En cela la série se démarque nettement des productions précédentes, et ce choix a sans doute permis de sortir de l’impasse créative des derniers films. Car n’importe quel romancier ou scénariste vous le dira : pour raconter une bonne histoire, il faut des personnages attachants, de la tension, une intrigue, mais sauver le monde n’est pas du tout obligatoire.

Autre conséquence de ce changement d’approche : l’absence quasi-complète de la dynastie Skywalker. Cette famille un peu spéciale avait fourni aux films leurs meilleurs moments, mais elle apporte aussi beaucoup de bagages et d’attentes. S’en libérer autorise une légèreté bienvenue.

L’avis du Barde : un retour au « vrai » Star Wars ?

Dans la longue histoire de Star Wars, c’est un soulagement de pouvoir savourer enfin un récit cohérent, qui tient ses promesses et qui sait capter l’attention du spectateur. On retrouve des lieux, des situations et des peuples familiers, sans pour autant avoir l’impression de regarder un mauvais remake ; et les personnages, de temps en temps, arrivent à nous toucher.

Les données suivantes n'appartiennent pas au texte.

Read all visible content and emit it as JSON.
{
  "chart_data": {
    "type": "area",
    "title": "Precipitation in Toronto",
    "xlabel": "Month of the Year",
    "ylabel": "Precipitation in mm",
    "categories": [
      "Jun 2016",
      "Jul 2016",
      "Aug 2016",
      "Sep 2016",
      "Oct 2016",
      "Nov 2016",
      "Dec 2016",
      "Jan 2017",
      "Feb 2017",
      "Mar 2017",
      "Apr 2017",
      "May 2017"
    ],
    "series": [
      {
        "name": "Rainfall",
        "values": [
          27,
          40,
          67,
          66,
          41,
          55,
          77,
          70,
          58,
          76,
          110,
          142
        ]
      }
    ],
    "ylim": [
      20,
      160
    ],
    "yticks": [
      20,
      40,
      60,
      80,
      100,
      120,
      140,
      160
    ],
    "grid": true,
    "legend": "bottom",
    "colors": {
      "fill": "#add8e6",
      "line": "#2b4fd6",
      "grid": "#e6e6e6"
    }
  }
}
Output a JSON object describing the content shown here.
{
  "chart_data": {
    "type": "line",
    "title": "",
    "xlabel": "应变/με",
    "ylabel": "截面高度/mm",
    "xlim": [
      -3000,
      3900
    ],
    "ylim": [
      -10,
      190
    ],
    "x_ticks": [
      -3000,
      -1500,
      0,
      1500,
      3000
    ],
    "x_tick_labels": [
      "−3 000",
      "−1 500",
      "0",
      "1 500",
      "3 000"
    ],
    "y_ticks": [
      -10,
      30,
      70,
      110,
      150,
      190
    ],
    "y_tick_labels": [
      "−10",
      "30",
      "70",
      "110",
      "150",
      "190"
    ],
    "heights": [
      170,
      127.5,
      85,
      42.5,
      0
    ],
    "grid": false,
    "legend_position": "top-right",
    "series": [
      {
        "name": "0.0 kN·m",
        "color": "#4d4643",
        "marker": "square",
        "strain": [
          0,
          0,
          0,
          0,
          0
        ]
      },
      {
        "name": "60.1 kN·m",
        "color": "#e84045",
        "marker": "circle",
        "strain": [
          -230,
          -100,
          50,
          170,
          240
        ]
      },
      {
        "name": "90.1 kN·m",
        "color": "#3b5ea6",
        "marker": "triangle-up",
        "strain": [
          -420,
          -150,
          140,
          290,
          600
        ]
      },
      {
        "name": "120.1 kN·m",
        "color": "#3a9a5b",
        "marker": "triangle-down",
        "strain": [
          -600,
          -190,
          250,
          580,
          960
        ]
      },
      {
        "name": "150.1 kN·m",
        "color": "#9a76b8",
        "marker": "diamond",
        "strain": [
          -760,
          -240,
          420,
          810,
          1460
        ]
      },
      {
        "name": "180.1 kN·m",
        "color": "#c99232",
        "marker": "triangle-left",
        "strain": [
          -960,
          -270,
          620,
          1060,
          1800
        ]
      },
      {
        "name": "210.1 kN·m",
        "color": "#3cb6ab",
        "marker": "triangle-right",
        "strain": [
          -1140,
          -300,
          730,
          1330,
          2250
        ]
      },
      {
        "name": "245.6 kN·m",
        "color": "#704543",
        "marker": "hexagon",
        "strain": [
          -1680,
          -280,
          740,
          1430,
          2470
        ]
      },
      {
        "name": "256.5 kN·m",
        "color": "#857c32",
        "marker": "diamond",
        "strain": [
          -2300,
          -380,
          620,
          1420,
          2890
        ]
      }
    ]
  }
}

On pourrait regretter un petit manque de souffle ou d’originalité, mais si c’est le prix à payer pour regarder la série sans serrer les dents, sans craindre à tout moment une sortie de route fatale de scénaristes poussés à bout, qu’il en soit ainsi.

Je recommande Le Mandalorien à tous ceux qui n’ont pas eu leur compte de Guerre des Etoiles, qui cherchent un divertissement de bonne facture, à la réalisation « authentique ». Difficile d'expliquer ce que cela signifie pour une série de SF fantastique, mais la sensation est là, et c’est bien agréable.